C’est une belle promotion ! Surtout que le mois précédent, en août 2011, une mère de licencié alerte la Fédération des condamnations du nouveau responsable avec, preuve à l’appui, un article de presse rendant compte de son dernier procès à Bordeaux et de ses deux condamnations. Une alerte restée sans réponse.

Daphné Gastaldi et Mathieu Martiniere, les deux journalistes de We Report, travaillant pour le compte de Disclose, ont consulté les deux jugements où il apparaît que Jean-Marc D. a fait au moins quatre victimes de moins de 15 ans.

A l’intervention de l’association La Parole libérée, en avril dernier, la présidente de la Fédération, Guislaine Westelynck, qui dit avoir pris ses fonctions en 2018, jure que le bulletin n°2 du casier judiciaire de Jean-Marc D. a été vérifié et qu’il est vierge. Aux journalistes de Disclose, elle déclare :

« Dans une période de collaboration antérieure [à sa prise de fonction, NDLR], il a fait l’objet d’un signalement oral, entraînant des mesures proportionnées de vigilance notre part. Sachant qu’il était question d’un “rappel à la loi”, une vérification de son casier judiciaire a été effectuée à la demande du Bureau exécutif de la précédente mandature, [il] s’est avéré être vierge, déclare la présidente. Ensuite durant toute cette période, nous n’avons pas eu le moindre signalement concernant son attitude et son intervention, essentiellement administrative au sein de notre pôle de Talence ou auprès de la commission basket. »

« Papa ou grand frère »

Mais l’intervention de La Parole libérée a payé. La directrice ajoute que « de nouveaux éléments portés à notre connaissance par une association en juin dernier, sur des faits passés et déjà jugés, nous ont amenés en accord avec l’intéressé, à mettre un terme immédiat à son contrat de prestataire de services ».

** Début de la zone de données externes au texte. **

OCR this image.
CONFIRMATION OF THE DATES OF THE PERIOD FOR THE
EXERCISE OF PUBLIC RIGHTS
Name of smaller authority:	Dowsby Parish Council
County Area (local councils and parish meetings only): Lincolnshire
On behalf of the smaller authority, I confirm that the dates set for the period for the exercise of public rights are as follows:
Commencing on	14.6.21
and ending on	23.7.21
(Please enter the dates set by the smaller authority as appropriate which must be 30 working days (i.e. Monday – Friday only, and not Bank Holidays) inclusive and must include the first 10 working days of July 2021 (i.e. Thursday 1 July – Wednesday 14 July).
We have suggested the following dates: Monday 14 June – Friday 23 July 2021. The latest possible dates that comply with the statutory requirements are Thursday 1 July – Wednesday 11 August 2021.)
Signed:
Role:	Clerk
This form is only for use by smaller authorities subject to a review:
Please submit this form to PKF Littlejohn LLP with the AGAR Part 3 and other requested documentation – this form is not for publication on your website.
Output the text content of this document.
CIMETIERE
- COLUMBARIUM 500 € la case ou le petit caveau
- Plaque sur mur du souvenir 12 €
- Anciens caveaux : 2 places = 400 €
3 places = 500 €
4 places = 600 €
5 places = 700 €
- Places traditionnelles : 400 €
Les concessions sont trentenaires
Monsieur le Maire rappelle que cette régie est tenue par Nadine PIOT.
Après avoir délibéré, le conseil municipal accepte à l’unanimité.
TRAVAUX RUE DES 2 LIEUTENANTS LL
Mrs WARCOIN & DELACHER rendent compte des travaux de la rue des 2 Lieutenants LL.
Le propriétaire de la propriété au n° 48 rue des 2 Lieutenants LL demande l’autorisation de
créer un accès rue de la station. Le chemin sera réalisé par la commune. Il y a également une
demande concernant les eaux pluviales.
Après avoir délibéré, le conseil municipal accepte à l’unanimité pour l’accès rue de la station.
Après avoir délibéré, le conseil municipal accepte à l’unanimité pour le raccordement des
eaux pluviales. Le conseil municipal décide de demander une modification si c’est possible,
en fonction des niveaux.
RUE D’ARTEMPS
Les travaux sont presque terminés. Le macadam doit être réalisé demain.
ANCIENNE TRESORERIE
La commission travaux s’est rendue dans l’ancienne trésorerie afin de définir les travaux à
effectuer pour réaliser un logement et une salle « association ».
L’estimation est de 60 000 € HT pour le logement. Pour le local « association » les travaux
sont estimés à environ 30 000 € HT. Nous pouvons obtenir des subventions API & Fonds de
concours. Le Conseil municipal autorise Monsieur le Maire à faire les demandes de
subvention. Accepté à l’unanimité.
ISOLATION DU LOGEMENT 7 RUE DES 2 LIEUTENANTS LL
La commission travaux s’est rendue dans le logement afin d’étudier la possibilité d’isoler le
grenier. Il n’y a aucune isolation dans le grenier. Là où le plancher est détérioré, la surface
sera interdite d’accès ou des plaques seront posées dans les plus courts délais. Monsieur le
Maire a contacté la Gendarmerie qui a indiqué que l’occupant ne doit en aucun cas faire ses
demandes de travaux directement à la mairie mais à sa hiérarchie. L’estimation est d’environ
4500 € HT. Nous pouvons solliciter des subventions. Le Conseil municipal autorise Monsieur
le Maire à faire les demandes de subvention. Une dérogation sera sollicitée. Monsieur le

« Monsieur D. a été condamné et a purgé sa peine. Nous ne pouvons donc rompre unilatéralement la collaboration au motif d’actes qu’il serait susceptible de commettre », répond Guislaine Westelynck en juin 2019 par mail à La Parole libérée :

« Nous lui avons rappelé lors d’une rencontre […] que, même s’il n’en avait aucune obligation, nous regrettions que la confiance soit rompue et qu’il ait persisté à vouloir travailler dans une activité proche de celle pour laquelle il avait été condamné. »

Jean-Marc D. est lâché par sa fédération et les articles à sa gloire sont retirés du site handisport.org. On n’y lira plus ses capacités à « endosser le rôle de papa ou de grand frère de substitution » auprès des jeunes pratiquants de handisport, ou encore l’éloge de son « oreille attentive et œil bienveillant ». Sur le site de l’IWBF, où il garde sa fonction de délégué technique international, il n’y a pour l’instant rien de tout ça.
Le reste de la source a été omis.